Flash Fiction February 2020 – “a list of things that are white”

I continue with my illustrations for Flash Fiction February 2020, twenty-nine days of flash fiction stories at Fictive Dream,  an online fiction magazine featuring short stories.

For the event I created a small abstract painting for each selection – in fact, I did more than one painting per story. I am showing you all the images, day by day, throughout February. I’m also including a short write-up as to how I went about turning the authors’ words into pictorial representations.

I hope you’ll take a look at my art, then go to Fictive Dream, see which image editor Laura Black chose for the magazine, and read the story!

Thank you to Laura for her faith in my work and to the authors for such wonderful material to work with.

Today’s story is:

a list of things that are white by Matt Kendrick. Read it here at Fictive Dream.

Here are the artworks on their own:

and here they are with the banner.

Comments:

This oblique story focuses on loss and grief through the repetition of white objects and actions associated with them in a list that lays out the parameters of a distinct life, what it contains and what it does not. I took specific images mentioned in the story to create my illustrations.

Image 59 – This image was inspired by this section: “…a comet’s tail; the sour cream moon I bargain with on a clear night…).

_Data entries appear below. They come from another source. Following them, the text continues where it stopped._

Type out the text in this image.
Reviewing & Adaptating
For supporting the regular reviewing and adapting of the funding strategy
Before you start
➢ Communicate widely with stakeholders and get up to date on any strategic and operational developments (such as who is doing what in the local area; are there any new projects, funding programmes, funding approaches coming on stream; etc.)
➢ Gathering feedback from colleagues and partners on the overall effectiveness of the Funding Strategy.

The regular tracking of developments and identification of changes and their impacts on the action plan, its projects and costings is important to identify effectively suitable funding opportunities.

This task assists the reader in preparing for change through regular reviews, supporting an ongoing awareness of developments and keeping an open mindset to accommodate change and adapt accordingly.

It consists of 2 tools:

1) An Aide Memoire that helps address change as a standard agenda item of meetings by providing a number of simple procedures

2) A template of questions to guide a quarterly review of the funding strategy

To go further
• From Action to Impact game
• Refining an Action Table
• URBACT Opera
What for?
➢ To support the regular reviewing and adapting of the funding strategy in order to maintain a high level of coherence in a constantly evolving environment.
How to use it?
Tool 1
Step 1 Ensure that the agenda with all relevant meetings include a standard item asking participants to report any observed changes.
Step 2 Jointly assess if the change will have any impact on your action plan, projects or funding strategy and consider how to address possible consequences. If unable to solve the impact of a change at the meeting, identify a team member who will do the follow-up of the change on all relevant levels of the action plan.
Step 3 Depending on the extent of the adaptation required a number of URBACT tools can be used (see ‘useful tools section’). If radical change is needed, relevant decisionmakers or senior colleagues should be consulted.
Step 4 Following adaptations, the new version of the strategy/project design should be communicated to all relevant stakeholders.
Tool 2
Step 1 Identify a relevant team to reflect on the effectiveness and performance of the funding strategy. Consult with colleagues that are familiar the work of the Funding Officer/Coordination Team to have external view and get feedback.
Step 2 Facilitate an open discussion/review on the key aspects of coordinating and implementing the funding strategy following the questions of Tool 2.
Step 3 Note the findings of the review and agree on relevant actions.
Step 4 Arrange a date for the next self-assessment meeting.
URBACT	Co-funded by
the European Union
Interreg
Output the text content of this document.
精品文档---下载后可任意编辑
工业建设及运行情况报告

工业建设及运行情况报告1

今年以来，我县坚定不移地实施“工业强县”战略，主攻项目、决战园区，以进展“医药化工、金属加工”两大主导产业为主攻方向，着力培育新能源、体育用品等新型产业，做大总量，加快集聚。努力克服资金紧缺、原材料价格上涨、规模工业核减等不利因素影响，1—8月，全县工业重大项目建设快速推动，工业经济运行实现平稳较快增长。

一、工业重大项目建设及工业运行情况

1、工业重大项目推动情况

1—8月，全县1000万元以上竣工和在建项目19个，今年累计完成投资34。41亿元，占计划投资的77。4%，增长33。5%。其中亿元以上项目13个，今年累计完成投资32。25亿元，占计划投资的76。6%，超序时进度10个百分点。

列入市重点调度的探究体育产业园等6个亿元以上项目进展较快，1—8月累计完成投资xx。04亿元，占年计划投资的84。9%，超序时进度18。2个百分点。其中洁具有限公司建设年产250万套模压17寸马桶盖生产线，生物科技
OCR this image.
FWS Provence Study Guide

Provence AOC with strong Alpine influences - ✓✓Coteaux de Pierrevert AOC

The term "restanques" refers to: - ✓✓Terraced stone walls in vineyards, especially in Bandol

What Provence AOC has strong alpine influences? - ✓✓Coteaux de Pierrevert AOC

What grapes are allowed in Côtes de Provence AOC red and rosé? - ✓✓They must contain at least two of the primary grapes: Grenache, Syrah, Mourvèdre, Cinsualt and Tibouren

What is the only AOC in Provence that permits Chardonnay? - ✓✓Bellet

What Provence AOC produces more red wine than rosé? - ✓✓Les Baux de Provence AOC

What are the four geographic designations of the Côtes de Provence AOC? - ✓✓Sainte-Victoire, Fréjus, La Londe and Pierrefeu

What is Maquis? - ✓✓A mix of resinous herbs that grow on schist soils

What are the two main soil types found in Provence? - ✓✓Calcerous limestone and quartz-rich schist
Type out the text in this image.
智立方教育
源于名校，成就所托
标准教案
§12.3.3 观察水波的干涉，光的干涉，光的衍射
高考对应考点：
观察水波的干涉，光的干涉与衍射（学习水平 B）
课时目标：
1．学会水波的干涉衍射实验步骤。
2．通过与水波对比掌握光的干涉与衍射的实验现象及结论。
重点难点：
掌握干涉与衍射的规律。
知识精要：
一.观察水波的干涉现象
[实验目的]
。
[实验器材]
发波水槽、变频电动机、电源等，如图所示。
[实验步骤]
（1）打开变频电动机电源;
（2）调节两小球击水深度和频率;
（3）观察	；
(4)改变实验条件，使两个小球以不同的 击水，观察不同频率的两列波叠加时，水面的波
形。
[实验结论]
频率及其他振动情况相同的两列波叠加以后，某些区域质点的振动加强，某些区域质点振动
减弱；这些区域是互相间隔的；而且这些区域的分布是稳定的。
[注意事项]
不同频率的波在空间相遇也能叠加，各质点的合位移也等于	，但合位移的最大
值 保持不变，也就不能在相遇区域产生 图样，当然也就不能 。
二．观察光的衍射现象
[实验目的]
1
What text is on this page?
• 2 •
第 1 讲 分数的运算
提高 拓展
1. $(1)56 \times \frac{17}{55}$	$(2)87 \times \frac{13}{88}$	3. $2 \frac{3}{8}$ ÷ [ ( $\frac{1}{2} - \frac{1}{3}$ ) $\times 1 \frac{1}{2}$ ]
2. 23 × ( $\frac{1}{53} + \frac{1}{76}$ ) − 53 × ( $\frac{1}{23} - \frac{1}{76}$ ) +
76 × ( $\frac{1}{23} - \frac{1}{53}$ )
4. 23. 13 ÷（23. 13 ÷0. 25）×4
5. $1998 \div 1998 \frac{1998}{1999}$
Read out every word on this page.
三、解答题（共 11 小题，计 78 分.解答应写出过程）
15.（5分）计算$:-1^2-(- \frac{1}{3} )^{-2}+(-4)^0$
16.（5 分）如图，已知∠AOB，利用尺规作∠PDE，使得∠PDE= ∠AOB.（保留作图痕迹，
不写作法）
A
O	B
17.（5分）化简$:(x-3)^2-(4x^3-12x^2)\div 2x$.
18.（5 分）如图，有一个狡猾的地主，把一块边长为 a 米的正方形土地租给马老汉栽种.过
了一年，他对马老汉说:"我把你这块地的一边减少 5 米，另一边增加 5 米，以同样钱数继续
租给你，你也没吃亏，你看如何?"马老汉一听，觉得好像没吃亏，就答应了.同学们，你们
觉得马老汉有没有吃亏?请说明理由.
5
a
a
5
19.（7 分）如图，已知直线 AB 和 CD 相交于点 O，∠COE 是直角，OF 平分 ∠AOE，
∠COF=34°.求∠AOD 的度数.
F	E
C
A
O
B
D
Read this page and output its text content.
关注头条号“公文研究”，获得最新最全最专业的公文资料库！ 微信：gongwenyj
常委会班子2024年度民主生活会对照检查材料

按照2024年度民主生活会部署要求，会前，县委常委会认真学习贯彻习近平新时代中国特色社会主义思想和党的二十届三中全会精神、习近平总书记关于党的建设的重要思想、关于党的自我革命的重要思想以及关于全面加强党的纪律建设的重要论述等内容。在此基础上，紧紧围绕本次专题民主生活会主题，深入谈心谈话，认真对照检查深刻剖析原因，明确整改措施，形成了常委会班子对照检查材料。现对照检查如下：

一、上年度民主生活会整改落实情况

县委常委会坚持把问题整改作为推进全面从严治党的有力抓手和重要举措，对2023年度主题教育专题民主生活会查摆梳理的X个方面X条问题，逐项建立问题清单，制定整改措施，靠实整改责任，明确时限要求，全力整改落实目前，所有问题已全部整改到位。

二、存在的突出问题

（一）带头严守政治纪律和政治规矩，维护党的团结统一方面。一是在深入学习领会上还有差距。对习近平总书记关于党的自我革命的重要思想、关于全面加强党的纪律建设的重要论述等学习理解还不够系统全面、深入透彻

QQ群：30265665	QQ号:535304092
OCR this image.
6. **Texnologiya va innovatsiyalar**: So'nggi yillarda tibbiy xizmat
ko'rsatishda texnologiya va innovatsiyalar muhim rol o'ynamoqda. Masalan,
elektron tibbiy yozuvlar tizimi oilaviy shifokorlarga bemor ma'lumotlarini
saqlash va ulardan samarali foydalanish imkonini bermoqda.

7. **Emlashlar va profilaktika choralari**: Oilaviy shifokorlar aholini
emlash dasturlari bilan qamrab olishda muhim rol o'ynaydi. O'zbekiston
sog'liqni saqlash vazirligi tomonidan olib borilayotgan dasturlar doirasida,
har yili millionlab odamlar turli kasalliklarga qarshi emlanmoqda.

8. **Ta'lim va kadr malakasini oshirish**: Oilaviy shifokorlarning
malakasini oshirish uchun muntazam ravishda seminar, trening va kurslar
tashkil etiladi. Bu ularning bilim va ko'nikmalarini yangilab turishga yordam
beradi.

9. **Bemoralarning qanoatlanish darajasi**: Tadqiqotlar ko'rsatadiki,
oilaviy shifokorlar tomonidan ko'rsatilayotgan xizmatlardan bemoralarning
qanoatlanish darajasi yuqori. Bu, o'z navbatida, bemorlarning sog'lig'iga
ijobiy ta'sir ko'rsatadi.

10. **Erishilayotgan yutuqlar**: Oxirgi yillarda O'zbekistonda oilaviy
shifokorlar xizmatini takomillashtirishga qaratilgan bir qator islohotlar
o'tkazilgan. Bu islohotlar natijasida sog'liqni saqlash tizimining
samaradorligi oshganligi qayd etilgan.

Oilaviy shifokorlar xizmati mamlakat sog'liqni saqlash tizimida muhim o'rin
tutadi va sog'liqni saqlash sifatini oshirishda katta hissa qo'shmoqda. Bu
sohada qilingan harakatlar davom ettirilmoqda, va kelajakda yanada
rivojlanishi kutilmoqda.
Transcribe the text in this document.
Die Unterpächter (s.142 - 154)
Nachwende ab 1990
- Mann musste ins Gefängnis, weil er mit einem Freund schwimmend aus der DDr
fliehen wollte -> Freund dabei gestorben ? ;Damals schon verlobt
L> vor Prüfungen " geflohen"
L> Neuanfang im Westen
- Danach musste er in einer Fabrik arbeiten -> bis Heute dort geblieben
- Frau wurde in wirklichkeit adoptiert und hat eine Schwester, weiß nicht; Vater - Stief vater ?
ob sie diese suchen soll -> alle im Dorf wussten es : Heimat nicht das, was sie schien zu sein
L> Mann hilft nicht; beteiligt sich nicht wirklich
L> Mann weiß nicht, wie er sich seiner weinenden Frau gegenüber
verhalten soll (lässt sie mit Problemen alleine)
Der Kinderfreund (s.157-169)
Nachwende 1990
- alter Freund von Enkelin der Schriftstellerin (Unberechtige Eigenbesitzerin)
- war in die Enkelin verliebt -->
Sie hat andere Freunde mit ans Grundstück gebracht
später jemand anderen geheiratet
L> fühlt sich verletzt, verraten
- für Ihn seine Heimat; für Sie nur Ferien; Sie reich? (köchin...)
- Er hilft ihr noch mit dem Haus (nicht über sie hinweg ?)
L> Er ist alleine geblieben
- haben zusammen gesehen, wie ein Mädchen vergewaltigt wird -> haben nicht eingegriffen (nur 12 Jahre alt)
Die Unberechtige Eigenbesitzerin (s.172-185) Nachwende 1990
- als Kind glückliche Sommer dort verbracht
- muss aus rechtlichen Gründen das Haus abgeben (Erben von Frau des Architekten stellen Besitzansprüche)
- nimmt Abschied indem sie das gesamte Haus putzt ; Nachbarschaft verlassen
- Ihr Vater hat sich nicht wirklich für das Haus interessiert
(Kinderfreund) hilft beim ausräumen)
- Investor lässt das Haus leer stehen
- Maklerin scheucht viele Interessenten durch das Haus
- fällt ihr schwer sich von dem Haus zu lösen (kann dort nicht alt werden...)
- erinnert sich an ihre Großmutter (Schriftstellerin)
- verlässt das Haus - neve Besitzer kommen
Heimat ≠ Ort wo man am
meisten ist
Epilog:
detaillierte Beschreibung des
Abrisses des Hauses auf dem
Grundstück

I created an enormous moon hanging in the sky with the swirls of the passing comet’s tail behind it. Both of these entities are changeable and ephemeral. The comet is on a journey and spends no time in one place. The moon waxes and wanes, grows and fades.

Image 60 – This image comes from the line “…and in the pages of a photo album yet to be filled…”. The blank white spaces represent all the photos that will not be taken of all the scenes that will not occur, that will not have the chance to be.

Read the story at Fictive Dream.

4 thoughts on “Flash Fiction February 2020 – “a list of things that are white”

  1. Laura (PA Pict)

    It was quite an arresting story, wasn’t it? I was really taken by the way the structure was quite stark and sparse while the imagery was rich. I also liked the way the narrative unfolded from the list-making and the full significance of the list-making became clear. That is why I like your second illustration best for this story. It has that stark quality because of the monochrome, the repetition of the shapes are reminiscent of the repetition of the list structure, but the way those shapes echo the blank pages of the album communicates the emotional resonance of the story.

    1. Claudia McGill Post author

      Thank you. I too found this story almost overwhelming, both from the emotional standpoint and the amount of information that I had for illustrations. Sometimes it is necessary to choose something directly from the story and sometimes the illustration is a summation. In the end, I think I chose one of both categories to do for this story.

  2. Matt Kendrick

    Hi Claudia. Thank you so much for your wonderful artwork to accompany my story. It’s really interesting to read how you go about interpreting each piece of flash fiction. Love both images you’ve created here and all the artwork you’ve provided for Fictive Dream’s Flash Fiction February.

    1. Claudia McGill Post author

      Thank you, I am so glad you like them. Your story was moving, beautiful, and very affecting, and full of visual information for illustration. There were many things I think I could have done, and it was hard to decide what I thought would best suit the story. I’m glad you liked what I did. Thank you.